Prologue:

Slytherins didn’t marry for love. Everyone knew that. For a Slytherin, marriage was a way to increase one’s power and wealth, not unite two people in love. Not that Slytherins didn’t love. Oh, most would doubt it, but it happened. Slytherins loved. Not many and not often, but some of them did love.

She had loved. She had loved him, loved him so much. She’d wanted to marry him. And why not? It was a good match, both of them from good families, rich, well-connected, pure-blooded families. She’d never doubted that it would happen, that they would be allowed to wed. She’d been secure in the knowledge that they were a good match in all the ways her parents cared about.

She’d never considered the fact that there was someone her parents thought was an even better match for her, someone with a better lineage, with more money and more land. But there was, and in her seventh year at Hogwarts it was announced that she would marry him upon her graduation. The other Slytherins were envious but unsurprised by the news that Narcissa Black would wed Lucius Malfoy.

She shouldn’t have been surprised that her parents had seized the opportunity to attach their daughter to someone of even greater account than the man she was with, but the cold feeling in her chest had been unexpected. She was a Slytherin after all. She was supposed to be beyond such weak frivolity as love. But she wasn’t. She loved him, and in true Slytherin style, she was determined to have him, whatever it took.

Any plans coalescing in her mind came to a grinding halt before they were even done forming however, as a second announcement made its way into the Daily Prophet’s society pages. Caralyna Devington to wed Jasonan Parkinson. Her best friend and the man she loved. She’d thought it couldn’t get worse. Then she’d found out.

She was pregnant.

The world had started to fall out from under her. The contracts had been signed, nothing could be changed, for any of them, and if her secret was discovered, it would spell humiliation for her family and swift retribution by the Malfoys for such a grave insult. In short, she’d been in very big trouble. So she’d gone to the only people she could trust beyond anything, and after Jasonan had held her and Caralyna had patted her on the back as she cried, and Severus had offered to poison their parents, she’d brushed off the tears and they’d done what Slytherins did best. They’d plotted.

It was a complex scheme, and a dangerous one.
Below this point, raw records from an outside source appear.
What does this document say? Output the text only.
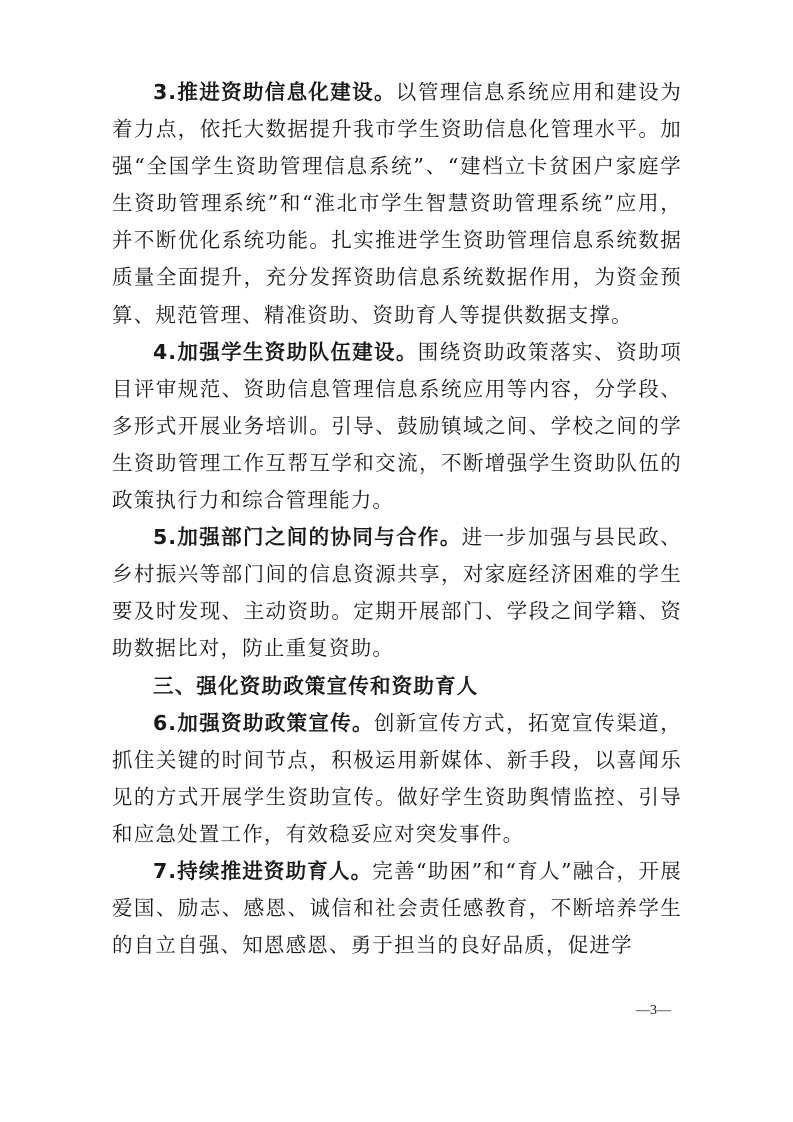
3.推进资助信息化建设。以管理信息系统应用和建设为着力点，依托大数据提升我市学生资助信息化管理水平。加强“全国学生资助管理信息系统”、“建档立卡贫困户家庭学生资助管理系统”和“淮北市学生智慧资助管理系统”应用，并不断优化系统功能。扎实推进学生资助管理信息系统数据质量全面提升，充分发挥资助信息系统数据作用，为资金预算、规范管理、精准资助、资助育人等提供数据支撑。

4.加强学生资助队伍建设。围绕资助政策落实、资助项目评审规范、资助信息管理信息系统应用等内容，分学段、多形式开展业务培训。引导、鼓励镇域之间、学校之间的学生资助管理工作互帮互学和交流，不断增强学生资助队伍的政策执行力和综合管理能力。

5.加强部门之间的协同与合作。进一步加强与县民政、乡村振兴等部门间的信息资源共享，对家庭经济困难的学生要及时发现、主动资助。定期开展部门、学段之间学籍、资助数据比对，防止重复资助。

三、强化资助政策宣传和资助育人

6.加强资助政策宣传。创新宣传方式，拓宽宣传渠道，抓住关键的时间节点，积极运用新媒体、新手段，以喜闻乐见的方式开展学生资助宣传。做好学生资助舆情监控、引导和应急处置工作，有效稳妥应对突发事件。

7.持续推进资助育人。完善“助困”和“育人”融合，开展爱国、励志、感恩、诚信和社会责任感教育，不断培养学生的自立自强、知恩感恩、勇于担当的良好品质，促进学

—3—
It had taken months of tense manipulation, a horde of charms and incantations to darken her hair, shorten her legs, and turn blue to green, but in the end everyone had seen the black-haired, green-eyed Caralyna Parkinson grow fat with Jasonan’s child and give birth to an early, but healthy little girl seven months after their wedding. And thanks to her best friend’s excellent acting ability and a whole hell of a lot of expertly brewed Polyjucie potion, the wizarding world had seen nothing out of the ordinary with the new Mrs. Malfoy during that time.

Lucius, self-involved as he was, noticed only that their classmates produced an heir before he did. That was soon remedied just over nine months after the ceremony when, blue-eyed, blonde-haired once more, Narcissa, dark circles and tears concealed with the set of her jaw and flick of her wand, was able to announce the impending birth of their first child.

No notice was taken of the fact that the old school friends proclaimed each other godmothers to their children, nor was anything thought odd when Mrs. Malfoy spent so many of her days at her friend’s estate, young Draco and Pansy, ten months apart in age, playing together at their mothers’ sides.

No one saw through the guile of three artful Slytherins. Lies and half-truths held true for years, fifteen to be exact, until Azkaban claimed the lives of two men.

She mourned the loss of one, a loss so much worse than it had been all those years before. The loss of the other, however, she rejoiced. He was gone. After nearly sixteen years of marriage, he was gone and she was free, free to speak the words she’d longed to say for so long.

She didn’t waste a moment.

Her best friend at her side, Narcissa Malfoy arrived at Hogwarts School of Witchcraft and Wizardry early on the morning after it happened, before even the Daily Prophet could announce the full occurrences of the previous night’s battle at the Ministry. And there, in a quiet room in a back corner of the dungeons, while the other students still slept, Narcissa spoke, and Draco and Pansy finally learned the truth.

The so-called Prince and Princess of Slytherin shared more than just a House. They shared a mother as well. Draco and Pansy were brother and sister.